Even worse is when you ask someone to do something for you and they agree only to turn around and ask, “What was it you wanted again?” or “Sorry, I didn’t catch that.” It’s become acceptable in society to agree to things without understanding their meaning. This leads to breakdowns in communication and pieces of the job left undone because you assume someone was going to do something when they agreed, yet they agreed and then didn’t understand what they were supposed to do.

Fortississimo!

I’ve found that the most effective way to get someone to understand what you’ve told them is to ask you to repeat it back in their own words. It may sound a bit silly to hear what you just told them, but think about the steps that they must go through:

  • They have to stop for moment and think about what you said.
  • They then have to internalize the concepts so they understand them.
  • They then must repeat back to you those concepts in their own phrasing.

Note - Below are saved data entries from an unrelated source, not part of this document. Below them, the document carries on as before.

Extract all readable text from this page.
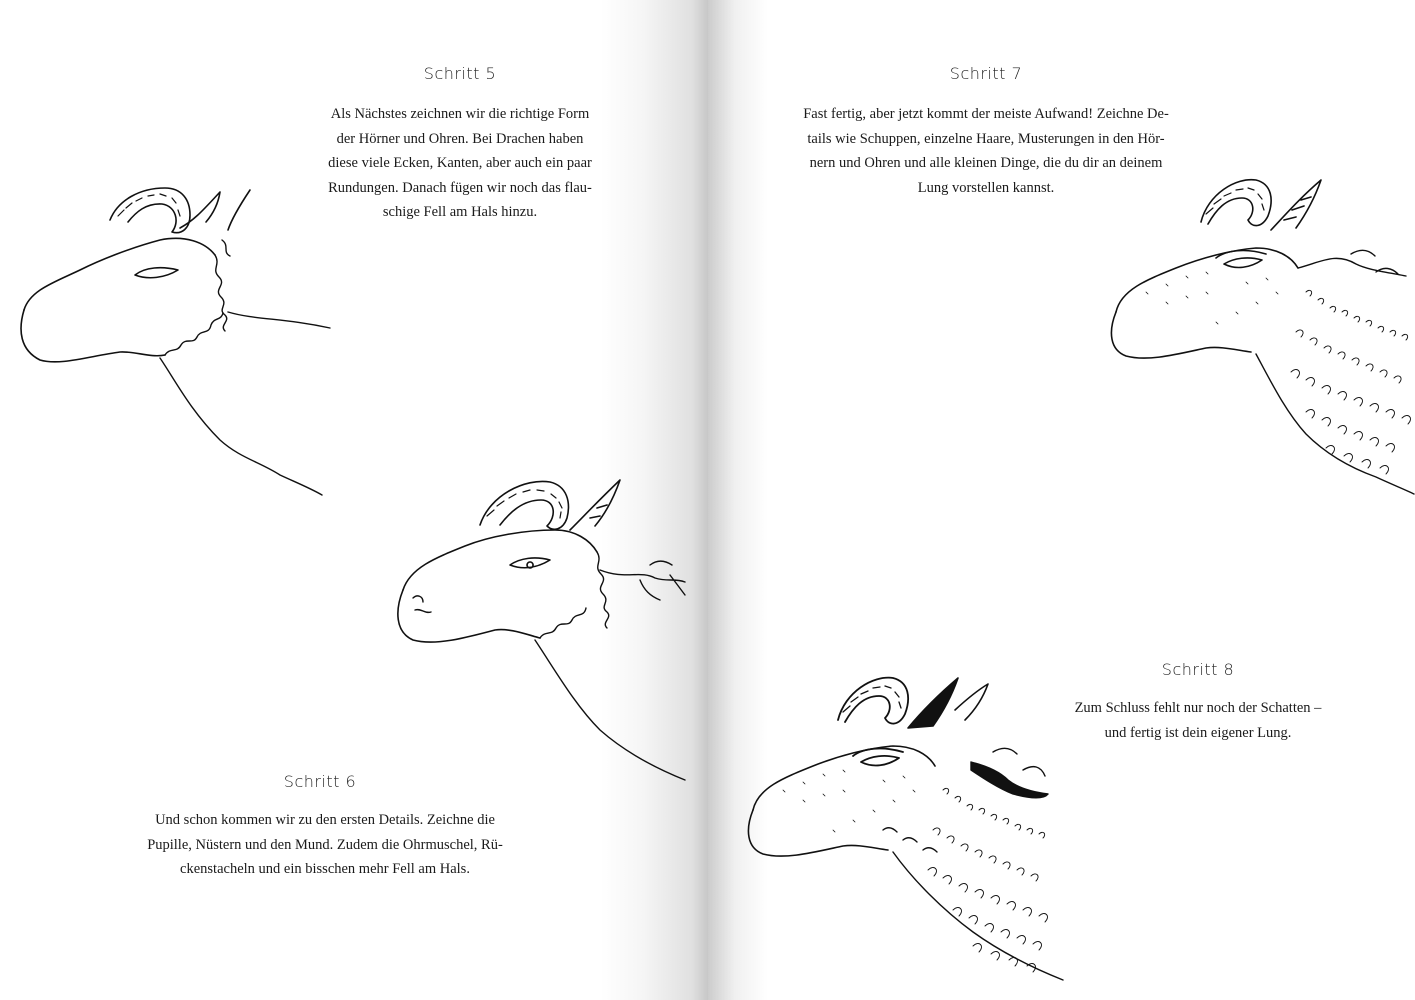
Schritt 5
Als Nächstes zeichnen wir die richtige Form
der Hörner und Ohren. Bei Drachen haben
diese viele Ecken, Kanten, aber auch ein paar
Rundungen. Danach fügen wir noch das flau-
schige Fell am Hals hinzu.
Schritt 6
Und schon kommen wir zu den ersten Details. Zeichne die
Pupille, Nüstern und den Mund. Zudem die Ohrmuschel, Rü-
ckenstacheln und ein bisschen mehr Fell am Hals.
Schritt 7
Fast fertig, aber jetzt kommt der meiste Aufwand! Zeichne De-
tails wie Schuppen, einzelne Haare, Musterungen in den Hör-
nern und Ohren und alle kleinen Dinge, die du dir an deinem
Lung vorstellen kannst.
Schritt 8
Zum Schluss fehlt nur noch der Schatten –
und fertig ist dein eigener Lung.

Those three steps mean that the ideas behind what you are stating or asking must be considered for a period of time. It means that the ideas will register and be remembered because they were considered when repeating them back to the speaker.

Think about this in a troubleshooting example. A junior admin is supposed to go down the hall and tell you when a link light comes for port 38. If the admin just nods and doesn’t pay attention, ask them to repeat those instructions back. The admin will need to remember that port 38 is the right port and that they need to wait until the link light is on before saying something. It’s only two pieces of information, but it does require thought and timing. By making the admin repeat the instructions, you make sure they have them down right.


Tom’s Take

Think about all the times recently when someone has repeated something back to you. A food order or an amount of money given to you to pay for something. Perhaps it was a long list of items to accomplish for an event or a task. Repetition is important to internalize things. It builds neural pathways that force the information into longer-term memory. That’s why a couple of seconds of repetition are time well invested.